I think we are at risk of making this situation economically worse for ourselves than it already is. I’m talking about lack of confidence. I thought this during the 2008 crash. The news channels will focus on the negative, the sensational, the catastrophic – it makes them seem more important, they used to say ‘it sells newspapers’, although in this digital age they’re becoming less relevant now. No-one seems that interested in putting things into context, to report good news stories. So, we spiral into gloom and despondency. That is NOT going to help keep our economy going. It’s not going to generate income and jobs for people. It’s not going to give one the right attitude to successfully adapt to the changed situation.
We, as a nation, indeed as a planet, have a choice: do we sit at home and worry about how bad things are and hope that they will get better – or – do we say to ourselves ‘OK, this is really bad, I’m going to get up off the ground, dust myself down and then put all my effort into adapting my business to cope with this’?
I would say it is in your own self-interest to do the latter. Indeed, I would go further that it is our duty to our colleagues, our clients, our neighbours, our town, our country to do so. If everyone chooses to do this, chooses to find a way to trade, then the damage to our economy is likely to be much less and we will much better prepared for the ‘new norm’ afterwards (whenever afterwards starts).
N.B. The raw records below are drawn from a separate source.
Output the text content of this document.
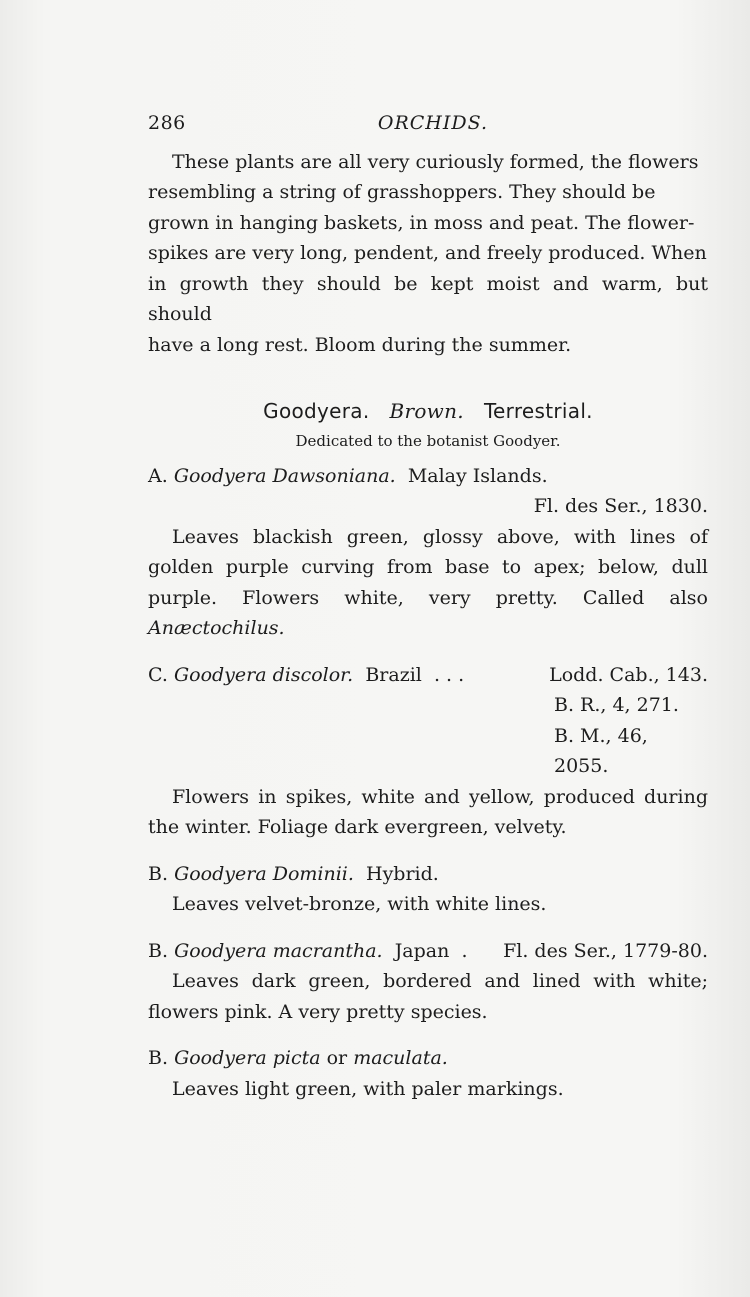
286	ORCHIDS.

These plants are all very curiously formed, the flowers

resembling a string of grasshoppers. They should be

grown in hanging baskets, in moss and peat. The flower-

spikes are very long, pendent, and freely produced. When

in growth they should be kept moist and warm, but should

have a long rest. Bloom during the summer.

Goodyera. Brown. Terrestrial.
Dedicated to the botanist Goodyer.
A. Goodyera Dawsoniana. Malay Islands.
Fl. des Ser., 1830.

Leaves blackish green, glossy above, with lines of golden purple curving from base to apex; below, dull purple. Flowers white, very pretty. Called also Anæctochilus.

C. Goodyera discolor. Brazil . . .	Lodd. Cab., 143.
B. R., 4, 271.
B. M., 46, 2055.

Flowers in spikes, white and yellow, produced during the winter. Foliage dark evergreen, velvety.

B. Goodyera Dominii. Hybrid.

Leaves velvet-bronze, with white lines.

B. Goodyera macrantha. Japan . Fl. des Ser., 1779-80.

Leaves dark green, bordered and lined with white; flowers pink. A very pretty species.

B. Goodyera picta or maculata.

Leaves light green, with paler markings.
I wrote ‘choice’, because our attitude to stuff that happens is about the only thing about which we ultimately have a choice. You might be a natural pessimist, but you can choose to adopt a ‘can-do’ attitude. If you are a Brit reading this, you can draw on national references like the ‘Blitz or Dunkirk spirit’. If you are from another country, there will be references from your culture from which you can draw for inspiration.
In this crisis, we have many more tools to help us trade that were not there in past crises or would not have been there if the Coronavirus crisis had hit say 20 years ago. In 2008 the challenge was lack of liquidity. We have liquidity in the banks now. The challenge that we face is social distancing. But we have technology that allows us still to see and talk with each other. We have electronic banking. We have digital signatures. We have search engines to enable people to find people, businesses to find businesses. I know that some areas are very badly affected by the shutdown. In the UK the vast majority of our economy is in the services sector. A large proportion of that can still trade. The government is providing 80% of income for furloughed staff. As they won’t now be spending on travel, so they may well be in a cash neutral position. So, these people are cushioned and have income to spend. Indeed, if they do spend some income, they will be helping the economy keep turning, thus making it more likely that jobs can be retained.
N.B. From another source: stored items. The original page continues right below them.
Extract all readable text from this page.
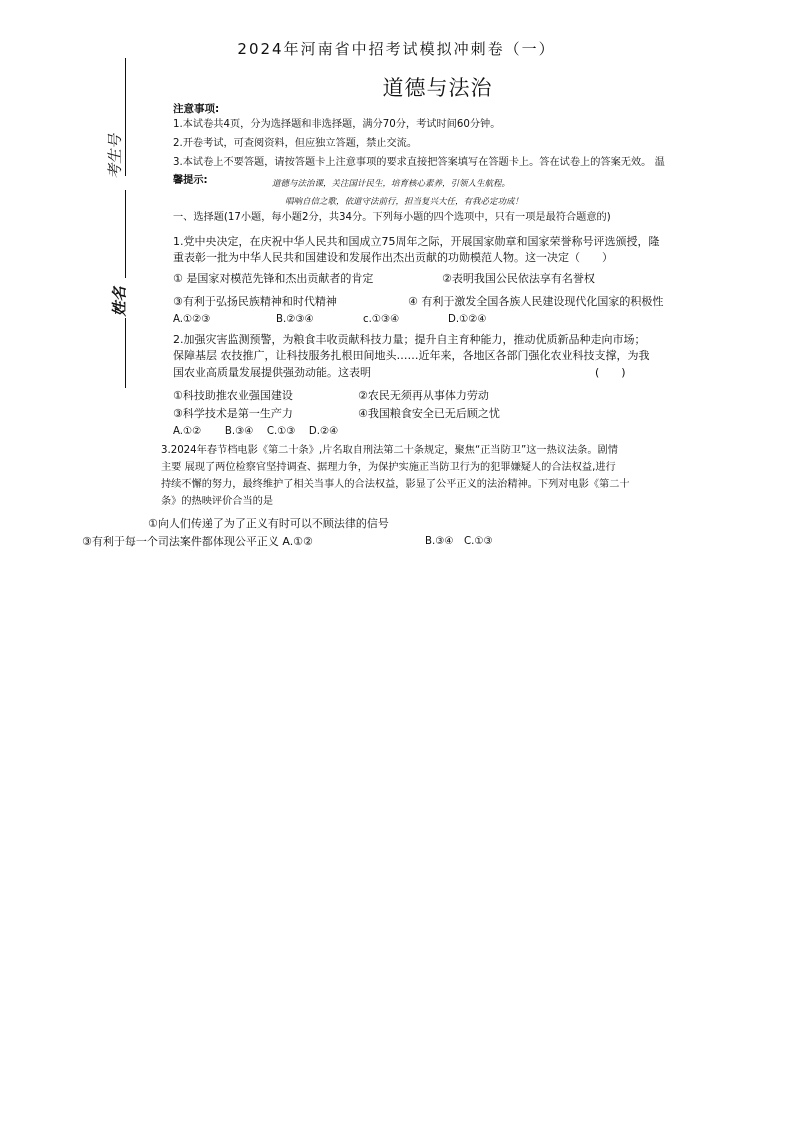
2024年河南省中招考试模拟冲刺卷（一）
道德与法治
考生号
姓名
注意事项:
1.本试卷共4页，分为选择题和非选择题，满分70分，考试时间60分钟。
2.开卷考试，可查阅资料，但应独立答题，禁止交流。
3.本试卷上不要答题，请按答题卡上注意事项的要求直接把答案填写在答题卡上。答在试卷上的答案无效。 温
馨提示:	道德与法治课，关注国计民生，培育核心素养，引领人生航程。
唱响自信之歌，依道守法前行，担当复兴大任，有我必定功成！
一、选择题(17小题，每小题2分，共34分。下列每小题的四个选项中，只有一项是最符合题意的)
1.党中央决定，在庆祝中华人民共和国成立75周年之际，开展国家勋章和国家荣誉称号评选颁授，隆
重表彰一批为中华人民共和国建设和发展作出杰出贡献的功勋模范人物。这一决定（　　）
① 是国家对模范先锋和杰出贡献者的肯定	②表明我国公民依法享有名誉权
③有利于弘扬民族精神和时代精神	④ 有利于激发全国各族人民建设现代化国家的积极性
A.①②③	B.②③④	c.①③④	D.①②④
2.加强灾害监测预警，为粮食丰收贡献科技力量；提升自主育种能力，推动优质新品种走向市场；
保障基层 农技推广，让科技服务扎根田间地头……近年来，各地区各部门强化农业科技支撑，为我
国农业高质量发展提供强劲动能。这表明	(　　)
①科技助推农业强国建设	②农民无须再从事体力劳动
③科学技术是第一生产力	④我国粮食安全已无后顾之忧
A.①②　　 B.③④　 C.①③　 D.②④
3.2024年春节档电影《第二十条》,片名取自刑法第二十条规定，聚焦“正当防卫”这一热议法条。剧情
主要 展现了两位检察官坚持调查、据理力争，为保护实施正当防卫行为的犯罪嫌疑人的合法权益,进行
持续不懈的努力，最终维护了相关当事人的合法权益，影显了公平正义的法治精神。下列对电影《第二十
条》的热映评价合当的是
①向人们传递了为了正义有时可以不顾法律的信号
③有利于每一个司法案件都体现公平正义 A.①②	B.③④ C.①③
I was shocked to read a post from a senior partner of a law firm in which he wrote that he was using his enforced resting time organising the screws in his shed! Sorry – in my view he should be using his time to speak to people, research and wrack his brains for ways to maximise opportunities for his business to adapt it to the current circumstances.
So, this is a call to arms! Business people, employees, workers, families – we are all in this together. Let’s find ways to do business. Call people up. Zoom them. People buy from people. Be inventive. Do things differently. People will be more open to working differently than they were before. I spoke with the owner of one of our client law firms this week. She said to me: “Ingemar, if you’d talked to me about working paperlessly before this crisis, I would have closed you down. Now, all my arguments are blown out of the water. What use is a paper file in the office to me now?”. There are restaurants doing home deliveries, businesses altering what they make to what’s in demand: PPE, hand sanitiser. Adapt and survive.